Red Hat Mobile Application Platform supports an agile approach to developing, integrating, and deploying enterprise mobile applications based on existing native, hybrid, or browser-based apps. The platform also offers central control of security and policy management, collaborative development, and a choice of cloud deployment options. The product features Mobile Backend-as-a-Service, which securely integrates mobile apps with core enterprise systems, applications, and other services via APIs.
The LegaSuite Portfolio offers a suite of tools for converting System i apps to the Web or mobile devices, integrating those apps into multiplatform and SOA environments, translating text to and from various national languages, and building Web enhancements such as dashboards and reports drawn from multiple sources.
Surround Technologies' Accelerator suite consists of three applications that can be used for modernizing IBM i applications: Accelerator for IBM i Silverlight, Accelerator for IBM i Windows Presentation Foundation, and Accelerator for IBM i HTML 5. The first works with Microsoft Silverlight, a plug-in tool for the .NET framework that helps developers create and deliver RIA applications and media experiences.

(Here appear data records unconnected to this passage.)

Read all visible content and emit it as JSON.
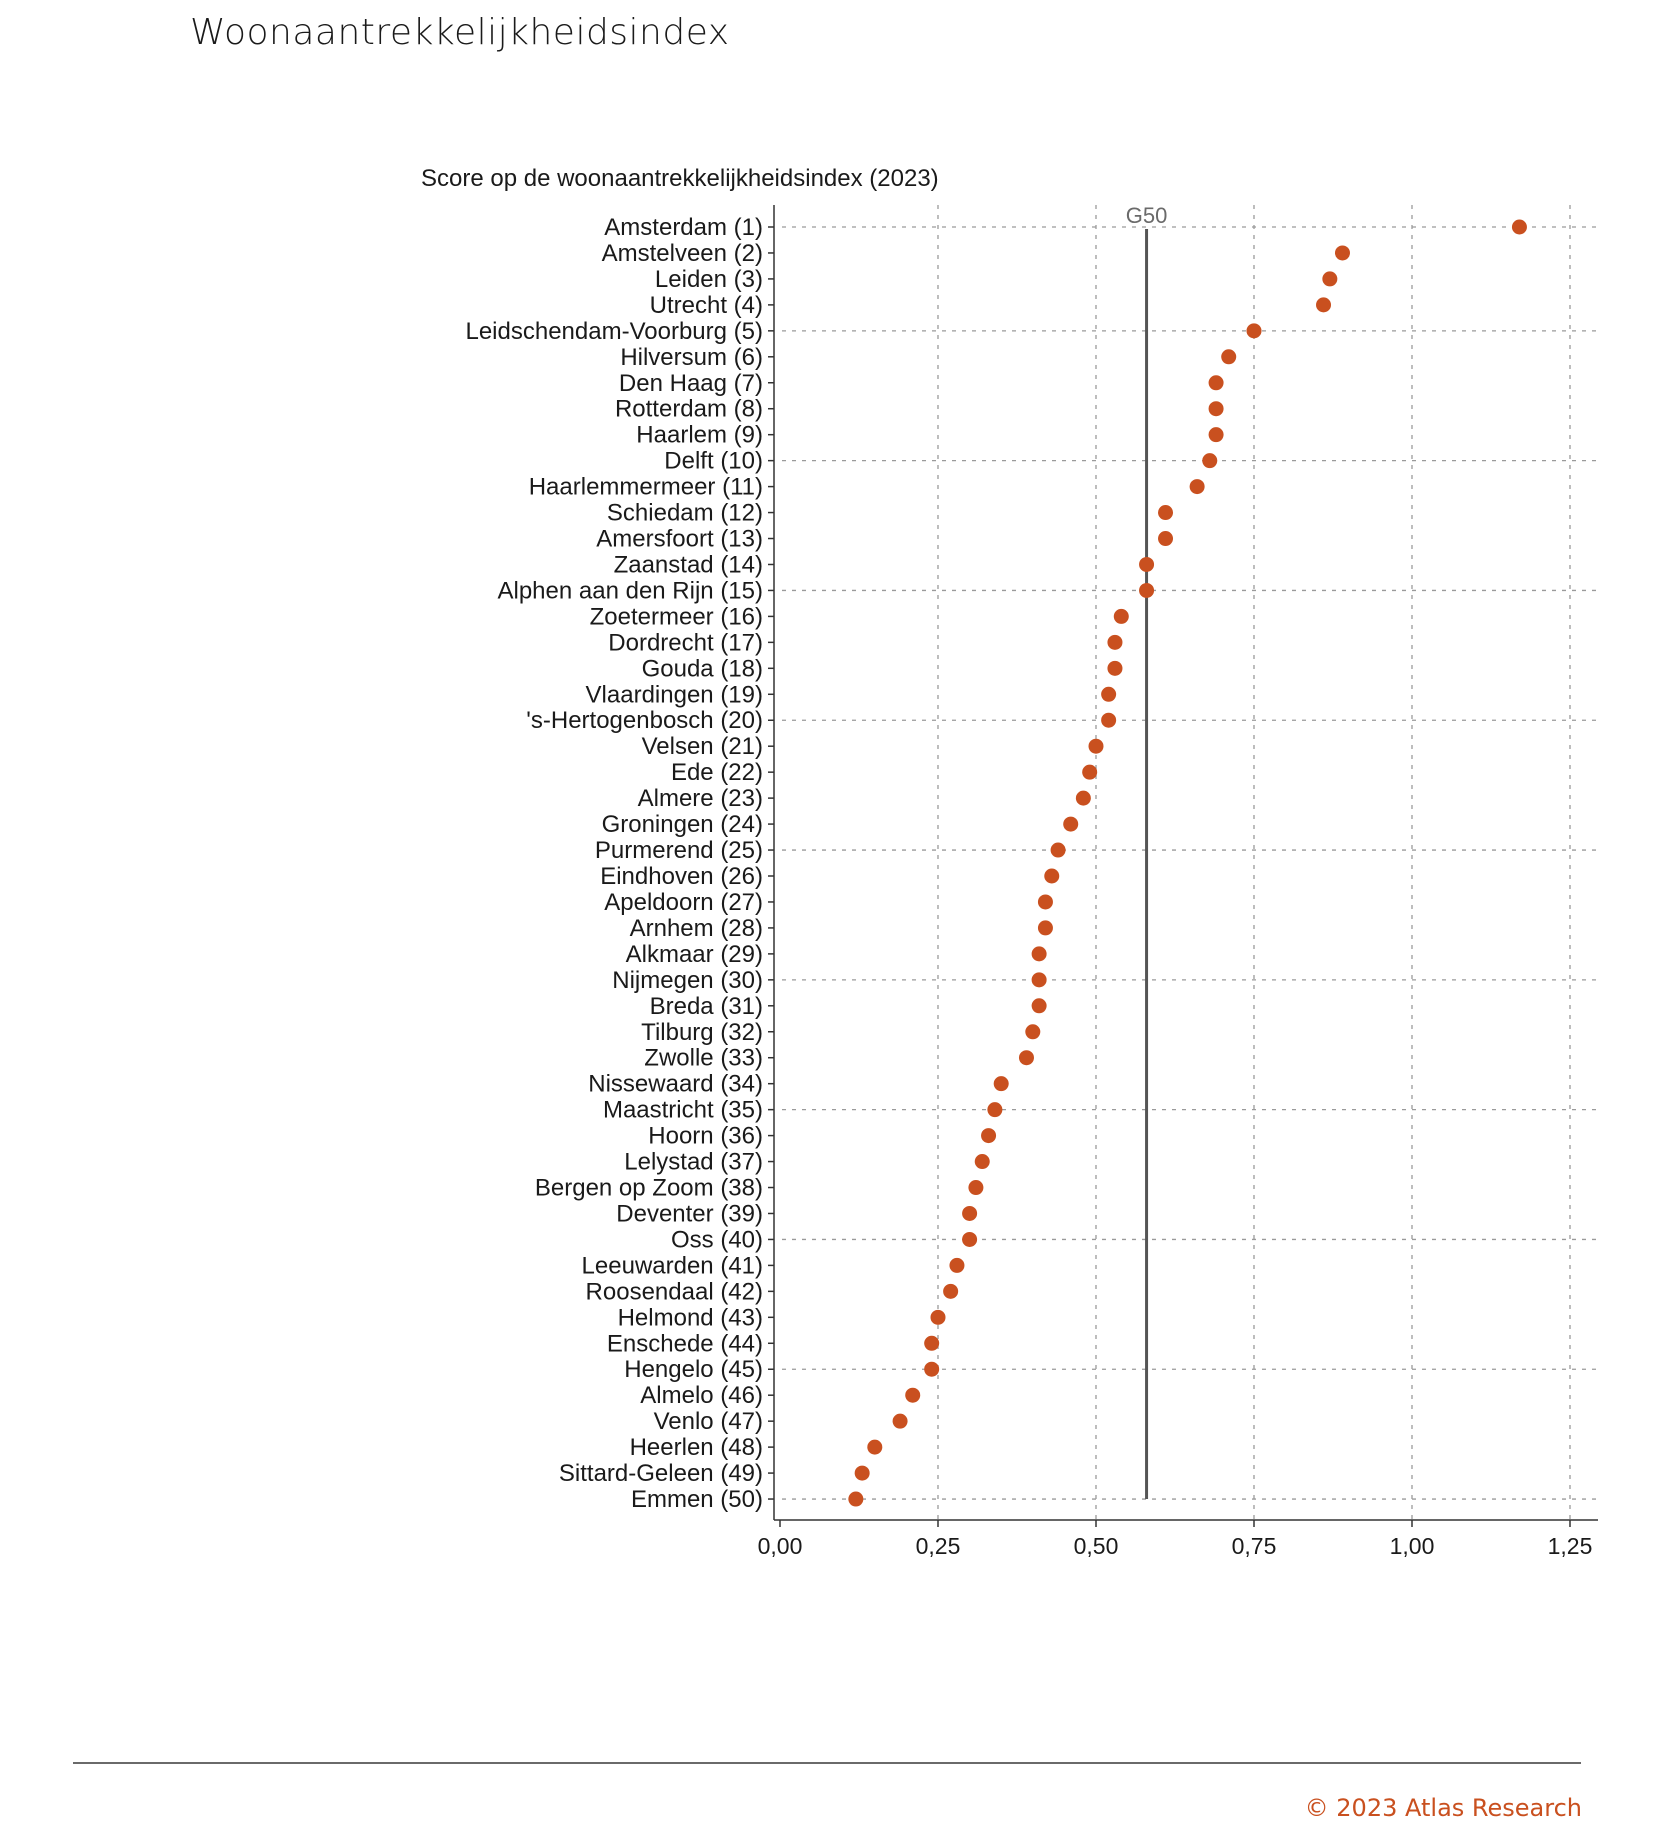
{
  "page": {
    "title": "Woonaantrekkelijkheidsindex",
    "copyright": "© 2023 Atlas Research"
  },
  "colors": {
    "dot": "#c9501f",
    "reference_line": "#555555",
    "grid": "#9a9a9a",
    "text": "#1a1a1a"
  },
  "chart_data": {
    "type": "scatter",
    "title": "Score op de woonaantrekkelijkheidsindex (2023)",
    "xlabel": "",
    "ylabel": "",
    "xlim": [
      0,
      1.25
    ],
    "x_ticks": [
      "0,00",
      "0,25",
      "0,50",
      "0,75",
      "1,00",
      "1,25"
    ],
    "x_tick_values": [
      0,
      0.25,
      0.5,
      0.75,
      1.0,
      1.25
    ],
    "grid": true,
    "reference_line": {
      "label": "G50",
      "value": 0.58
    },
    "categories": [
      "Amsterdam (1)",
      "Amstelveen (2)",
      "Leiden (3)",
      "Utrecht (4)",
      "Leidschendam-Voorburg (5)",
      "Hilversum (6)",
      "Den Haag (7)",
      "Rotterdam (8)",
      "Haarlem (9)",
      "Delft (10)",
      "Haarlemmermeer (11)",
      "Schiedam (12)",
      "Amersfoort (13)",
      "Zaanstad (14)",
      "Alphen aan den Rijn (15)",
      "Zoetermeer (16)",
      "Dordrecht (17)",
      "Gouda (18)",
      "Vlaardingen (19)",
      "'s-Hertogenbosch (20)",
      "Velsen (21)",
      "Ede (22)",
      "Almere (23)",
      "Groningen (24)",
      "Purmerend (25)",
      "Eindhoven (26)",
      "Apeldoorn (27)",
      "Arnhem (28)",
      "Alkmaar (29)",
      "Nijmegen (30)",
      "Breda (31)",
      "Tilburg (32)",
      "Zwolle (33)",
      "Nissewaard (34)",
      "Maastricht (35)",
      "Hoorn (36)",
      "Lelystad (37)",
      "Bergen op Zoom (38)",
      "Deventer (39)",
      "Oss (40)",
      "Leeuwarden (41)",
      "Roosendaal (42)",
      "Helmond (43)",
      "Enschede (44)",
      "Hengelo (45)",
      "Almelo (46)",
      "Venlo (47)",
      "Heerlen (48)",
      "Sittard-Geleen (49)",
      "Emmen (50)"
    ],
    "values": [
      1.17,
      0.89,
      0.87,
      0.86,
      0.75,
      0.71,
      0.69,
      0.69,
      0.69,
      0.68,
      0.66,
      0.61,
      0.61,
      0.58,
      0.58,
      0.54,
      0.53,
      0.53,
      0.52,
      0.52,
      0.5,
      0.49,
      0.48,
      0.46,
      0.44,
      0.43,
      0.42,
      0.42,
      0.41,
      0.41,
      0.41,
      0.4,
      0.39,
      0.35,
      0.34,
      0.33,
      0.32,
      0.31,
      0.3,
      0.3,
      0.28,
      0.27,
      0.25,
      0.24,
      0.24,
      0.21,
      0.19,
      0.15,
      0.13,
      0.12
    ]
  }
}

Accelerator for IBM i Windows Presentation Foundation works with the MS WPF of .NET to generate documents, media, two- and three-dimensional graphics, animations, Web-like characteristics, and more. The third application works with HTML 5, used for structuring and presenting Web content.
JACi400 is a suite of software tools that helps developers modernize existing applications, construct new server-based applications, and build new (or convert older) applications that run over the Web. It generates source in COBOL and all versions of RPG, generates HTML for Web apps, includes new-app deployment tools, and includes HTML objects such as checkboxes and radio buttons.
TEMBO Technology Lab
AO Foundation automates the migration of all legacy (ISAM or DDS) databases to the latest DDL (SQL/SQE) implementation of DB2 on IBM i. Representing a different approach to modernization than UI alterations, AO Foundation can support application modernization efforts for years to come by restructuring databases to support both existing and future technologies.